Both Sides of the Brain Are Active During One-Sided Arm Movement

From The Scientist

When you move only your right arm, there’s neural activity in both the left and right sides of the brain, researchers report today (October 8) in The Journal of Neuroscience.

Recent animal and human studies have hinted that moving muscle on only one side of the body resulted in neural activity from the same side—or ipsilateral—part of the brain. But the data haven’t been convincing enough to completely erase the idea that only the left side of the brain is responsible for movement on the right side of the body or vice versa. The new study shows the ipsilateral brain activity encodes detailed arm movement information including position, speed, and velocity. The results could one day be used to help improve recovery therapies for patients with brain injuries.

“This is an important contribution to our understanding of how the brain controls arm movement because it reveals a greater role of ipsilateral brain activity than previously recognized,” writes Nathan Crone, a professor of neurology who runs a cognitive neurophysiology lab at Johns Hopkins University in Maryland and was not involved in the research, in an email to The Scientist.

In the study, Eric Leuthardt, professor of neurosurgery, engineering, and neuroscience at Washington University in St. Louis, and his colleagues enlisted four patients with epilepsy who were to undergo surgery and who had electrodes implanted for a week under the skull. The electrodes were placed directly onto the cortex of the patients’ brain cortex regions, including the primary motor cortex—responsible for coordinating voluntary muscle movements. The patients volunteered to perform three-dimensional, individual arm motions while the researchers recorded neural activity from the implanted electrodes.

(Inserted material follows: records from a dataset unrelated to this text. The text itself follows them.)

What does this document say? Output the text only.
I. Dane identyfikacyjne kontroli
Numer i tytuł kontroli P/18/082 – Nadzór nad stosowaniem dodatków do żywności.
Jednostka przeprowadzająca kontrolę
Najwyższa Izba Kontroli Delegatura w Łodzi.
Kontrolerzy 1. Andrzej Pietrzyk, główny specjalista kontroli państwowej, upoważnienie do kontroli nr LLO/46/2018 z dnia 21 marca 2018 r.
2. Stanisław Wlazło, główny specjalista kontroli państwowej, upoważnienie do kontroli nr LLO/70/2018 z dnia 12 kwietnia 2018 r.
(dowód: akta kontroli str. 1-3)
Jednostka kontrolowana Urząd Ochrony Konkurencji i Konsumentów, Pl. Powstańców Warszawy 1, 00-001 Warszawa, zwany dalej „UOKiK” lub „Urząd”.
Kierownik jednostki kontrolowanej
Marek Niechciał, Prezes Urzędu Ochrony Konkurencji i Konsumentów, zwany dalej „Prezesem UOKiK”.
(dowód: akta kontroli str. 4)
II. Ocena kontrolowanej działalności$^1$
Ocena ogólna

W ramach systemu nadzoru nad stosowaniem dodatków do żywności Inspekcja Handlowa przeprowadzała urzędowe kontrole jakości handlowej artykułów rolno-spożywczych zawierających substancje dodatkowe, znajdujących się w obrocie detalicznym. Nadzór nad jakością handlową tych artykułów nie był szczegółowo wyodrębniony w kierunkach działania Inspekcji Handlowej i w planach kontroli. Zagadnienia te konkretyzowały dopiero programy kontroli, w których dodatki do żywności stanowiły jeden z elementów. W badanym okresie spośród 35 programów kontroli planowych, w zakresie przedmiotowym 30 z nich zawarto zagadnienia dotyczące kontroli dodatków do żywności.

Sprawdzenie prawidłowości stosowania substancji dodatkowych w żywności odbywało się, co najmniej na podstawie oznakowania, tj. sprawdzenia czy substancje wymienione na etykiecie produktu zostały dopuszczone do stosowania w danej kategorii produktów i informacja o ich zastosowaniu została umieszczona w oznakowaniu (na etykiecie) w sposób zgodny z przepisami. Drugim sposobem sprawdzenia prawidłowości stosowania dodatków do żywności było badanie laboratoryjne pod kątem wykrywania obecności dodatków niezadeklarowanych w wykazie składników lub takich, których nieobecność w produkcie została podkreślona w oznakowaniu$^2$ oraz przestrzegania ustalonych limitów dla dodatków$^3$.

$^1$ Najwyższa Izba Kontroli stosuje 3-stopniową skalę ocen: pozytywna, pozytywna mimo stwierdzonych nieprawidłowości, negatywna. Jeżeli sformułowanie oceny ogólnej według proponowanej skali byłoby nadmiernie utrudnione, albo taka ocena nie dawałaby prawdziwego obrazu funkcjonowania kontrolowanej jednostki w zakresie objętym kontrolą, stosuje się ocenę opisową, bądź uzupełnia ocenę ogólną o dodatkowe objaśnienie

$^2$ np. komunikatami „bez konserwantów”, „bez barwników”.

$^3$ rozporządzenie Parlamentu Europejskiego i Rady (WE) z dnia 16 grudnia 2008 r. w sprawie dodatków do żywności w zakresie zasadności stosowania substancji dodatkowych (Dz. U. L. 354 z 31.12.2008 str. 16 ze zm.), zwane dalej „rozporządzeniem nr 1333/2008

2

The team then used machine learning to derive speed, velocity, and position information on each movement—gathering data on fine motor movements that cannot be easily captured using noninvasive techniques such as functional magnetic resonance imaging (fMRI).

Based on previous study results, Leuthardt and his colleagues hypothesized that the neural activity from a single arm movement would differ in the right and left hemispheres. But, when the researchers compared the neural activity recorded in the left hemisphere for right arm movements and then left arm movements, the two patterns were very similar. They weren’t identical, but the brain activity in a single hemisphere could predict the movements of both arms, not just the arm on the opposite side. “What was surprising was how similar the [neural] encoding on the same side of the brain [was to] that on the opposite side of the brain,” says study coauthor David Bundy, now a postdoctoral fellow at the University of Kansas Medical Center.